Why objects at 0x0000? Avoids consuming a tag slot. Frees three tag slots (0xFFFD, 0xFFFE, 0xFFFF) for domain types.
Why biased doubles? The bias of 0x0001 keeps the entire 0x0000 space for objects. A single add/subtract is cheaper than bit manipulation for float boxing. NaN normalization means NaN lives in double space with no special sentinel needed.
Why separate tags for duration and decimal? A 3-bit numeric subtype was considered but rejected — it costs 1 bit across all subtypes. Quantity sig would drop from 31 to 30 bits (±536M), which barely fits the speed of light (299,792,458). Duration gets its own tag (0xFFFF) instead.

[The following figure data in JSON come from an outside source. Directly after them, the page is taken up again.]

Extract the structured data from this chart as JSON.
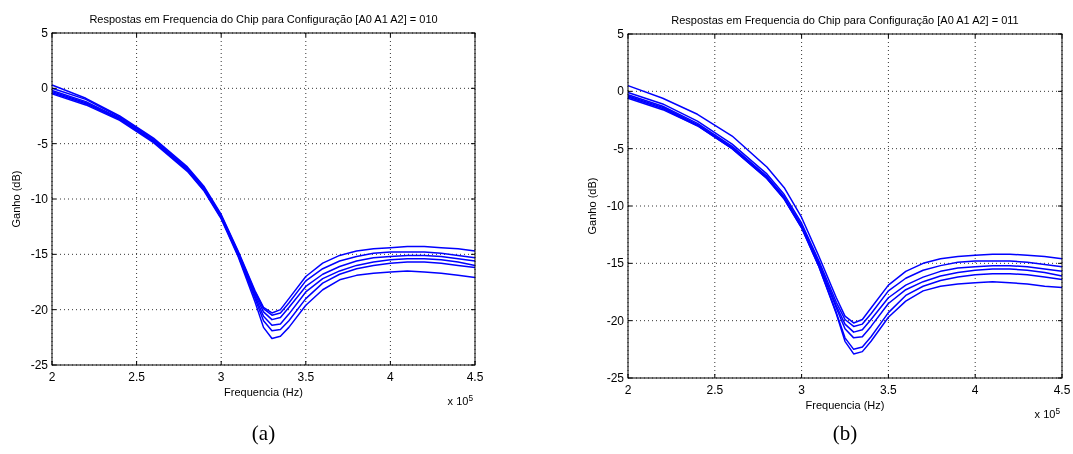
{
  "chart_data": [
    {
      "type": "line",
      "title": "Respostas em Frequencia do Chip para Configuração [A0 A1 A2] = 010",
      "xlabel": "Frequencia (Hz)",
      "ylabel": "Ganho (dB)",
      "annotations": [
        "x 10$^{5}$",
        "(a)"
      ],
      "xlim": [
        2,
        4.5
      ],
      "xticks": [
        2,
        2.5,
        3,
        3.5,
        4,
        4.5
      ],
      "ylim": [
        -25,
        5
      ],
      "yticks": [
        -25,
        -20,
        -15,
        -10,
        -5,
        0,
        5
      ],
      "grid": true,
      "line_style": "solid",
      "x": [
        2,
        2.2,
        2.4,
        2.6,
        2.8,
        2.9,
        3.0,
        3.1,
        3.2,
        3.25,
        3.3,
        3.35,
        3.4,
        3.5,
        3.6,
        3.7,
        3.8,
        3.9,
        4.0,
        4.1,
        4.2,
        4.3,
        4.4,
        4.5
      ],
      "series": [
        {
          "color": "#0000ff",
          "values": [
            0.3,
            -0.9,
            -2.5,
            -4.5,
            -7.1,
            -8.9,
            -11.4,
            -14.7,
            -18.3,
            -19.8,
            -20.3,
            -20.0,
            -19.0,
            -17.0,
            -15.8,
            -15.1,
            -14.7,
            -14.5,
            -14.4,
            -14.3,
            -14.3,
            -14.4,
            -14.5,
            -14.7
          ]
        },
        {
          "color": "#0000ff",
          "values": [
            0.0,
            -1.0,
            -2.6,
            -4.6,
            -7.2,
            -9.0,
            -11.5,
            -14.8,
            -18.4,
            -19.9,
            -20.5,
            -20.3,
            -19.4,
            -17.4,
            -16.3,
            -15.6,
            -15.2,
            -14.9,
            -14.8,
            -14.8,
            -14.8,
            -14.9,
            -15.1,
            -15.3
          ]
        },
        {
          "color": "#0000ff",
          "values": [
            -0.2,
            -1.2,
            -2.7,
            -4.7,
            -7.3,
            -9.1,
            -11.6,
            -14.9,
            -18.6,
            -20.2,
            -20.9,
            -20.7,
            -19.8,
            -17.9,
            -16.8,
            -16.1,
            -15.6,
            -15.3,
            -15.2,
            -15.1,
            -15.1,
            -15.2,
            -15.4,
            -15.6
          ]
        },
        {
          "color": "#0000ff",
          "values": [
            -0.4,
            -1.4,
            -2.8,
            -4.8,
            -7.4,
            -9.2,
            -11.7,
            -15.0,
            -18.8,
            -20.6,
            -21.4,
            -21.3,
            -20.4,
            -18.4,
            -17.2,
            -16.5,
            -16.0,
            -15.7,
            -15.5,
            -15.4,
            -15.4,
            -15.5,
            -15.7,
            -16.0
          ]
        },
        {
          "color": "#0000ff",
          "values": [
            -0.3,
            -1.3,
            -2.8,
            -4.8,
            -7.4,
            -9.2,
            -11.7,
            -15.1,
            -19.0,
            -21.0,
            -21.9,
            -21.8,
            -21.0,
            -19.0,
            -17.6,
            -16.8,
            -16.3,
            -16.0,
            -15.8,
            -15.7,
            -15.7,
            -15.8,
            -16.0,
            -16.2
          ]
        },
        {
          "color": "#0000ff",
          "values": [
            -0.5,
            -1.5,
            -2.9,
            -4.9,
            -7.5,
            -9.3,
            -11.8,
            -15.2,
            -19.3,
            -21.6,
            -22.6,
            -22.4,
            -21.6,
            -19.6,
            -18.2,
            -17.3,
            -16.9,
            -16.7,
            -16.6,
            -16.5,
            -16.6,
            -16.7,
            -16.9,
            -17.1
          ]
        }
      ]
    },
    {
      "type": "line",
      "title": "Respostas em Frequencia do Chip para Configuração [A0 A1 A2] = 011",
      "xlabel": "Frequencia (Hz)",
      "ylabel": "Ganho (dB)",
      "annotations": [
        "x 10$^{5}$",
        "(b)"
      ],
      "xlim": [
        2,
        4.5
      ],
      "xticks": [
        2,
        2.5,
        3,
        3.5,
        4,
        4.5
      ],
      "ylim": [
        -25,
        5
      ],
      "yticks": [
        -25,
        -20,
        -15,
        -10,
        -5,
        0,
        5
      ],
      "grid": true,
      "line_style": "solid",
      "x": [
        2,
        2.2,
        2.4,
        2.6,
        2.8,
        2.9,
        3.0,
        3.1,
        3.2,
        3.25,
        3.3,
        3.35,
        3.4,
        3.5,
        3.6,
        3.7,
        3.8,
        3.9,
        4.0,
        4.1,
        4.2,
        4.3,
        4.4,
        4.5
      ],
      "series": [
        {
          "color": "#0000ff",
          "values": [
            0.5,
            -0.6,
            -2.0,
            -3.9,
            -6.6,
            -8.4,
            -11.0,
            -14.4,
            -18.0,
            -19.6,
            -20.2,
            -19.9,
            -18.9,
            -16.9,
            -15.7,
            -15.0,
            -14.6,
            -14.4,
            -14.3,
            -14.2,
            -14.2,
            -14.3,
            -14.4,
            -14.6
          ]
        },
        {
          "color": "#0000ff",
          "values": [
            -0.1,
            -1.1,
            -2.6,
            -4.6,
            -7.2,
            -9.0,
            -11.5,
            -14.8,
            -18.4,
            -19.9,
            -20.5,
            -20.3,
            -19.4,
            -17.4,
            -16.3,
            -15.6,
            -15.2,
            -14.9,
            -14.8,
            -14.8,
            -14.8,
            -14.9,
            -15.1,
            -15.3
          ]
        },
        {
          "color": "#0000ff",
          "values": [
            -0.3,
            -1.3,
            -2.8,
            -4.8,
            -7.4,
            -9.2,
            -11.7,
            -15.0,
            -18.7,
            -20.3,
            -21.0,
            -20.8,
            -19.9,
            -18.0,
            -16.9,
            -16.2,
            -15.7,
            -15.4,
            -15.3,
            -15.2,
            -15.2,
            -15.3,
            -15.5,
            -15.7
          ]
        },
        {
          "color": "#0000ff",
          "values": [
            -0.4,
            -1.4,
            -2.9,
            -4.9,
            -7.5,
            -9.3,
            -11.8,
            -15.1,
            -18.9,
            -20.7,
            -21.5,
            -21.4,
            -20.5,
            -18.5,
            -17.3,
            -16.6,
            -16.1,
            -15.8,
            -15.6,
            -15.5,
            -15.5,
            -15.6,
            -15.8,
            -16.1
          ]
        },
        {
          "color": "#0000ff",
          "values": [
            -0.5,
            -1.5,
            -3.0,
            -5.0,
            -7.6,
            -9.4,
            -11.9,
            -15.3,
            -19.3,
            -21.5,
            -22.5,
            -22.3,
            -21.4,
            -19.3,
            -17.8,
            -17.0,
            -16.5,
            -16.2,
            -16.0,
            -15.9,
            -15.9,
            -16.0,
            -16.2,
            -16.4
          ]
        },
        {
          "color": "#0000ff",
          "values": [
            -0.6,
            -1.6,
            -3.0,
            -5.0,
            -7.6,
            -9.4,
            -11.9,
            -15.3,
            -19.4,
            -21.8,
            -22.9,
            -22.7,
            -21.8,
            -19.7,
            -18.3,
            -17.4,
            -17.0,
            -16.8,
            -16.7,
            -16.6,
            -16.7,
            -16.8,
            -17.0,
            -17.1
          ]
        }
      ]
    }
  ]
}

Why two duration modes? Nanosecond mode captures fractional microseconds for timing workloads. Calendar mode with months keeps months separate from absolute time because a "month" has no fixed duration. Mode 0 covers benchmarks and CPU timing (±19.5 hours). Mode 1 covers human-scale durations (±1,365 years plus up to 49.7 days of milliseconds).
Why heap overflow? The NaN-box is a fast path. Values exceeding inline capacity (e.g., $999,999,999,999.99, compound units like m/s², durations mixing months with nanoseconds) promote transparently to heap objects. All arithmetic dispatches through both paths.
Why 16-byte alignment for heap objects? Gives 4 bits for sub-tags in the low nibble. 15 sub-tags is sufficient for all common heap types. Alignment is achieved by using calloc which on most platforms returns 16-byte-aligned memory (or using aligned_alloc).
Why Symbol as bit 0? Shares the 0xFFF9 tag with strings. No separate tag slot consumed. One bit test distinguishes string from symbol.
Why Char at 0xFFFC with codepoint at LSB? v & 0x7F extracts ASCII characters directly. The is_ascii flag confirms validity. Most character operations in lexers hit ASCII — this makes the hot path cheapest.
Why Percentage is unit_id 0xFF? Percentage is semantically a quantity (7.65% = a measurement). Using a sentinel unit_id avoids a separate type while keeping the percentage identity for display (% suffix instead of unit name).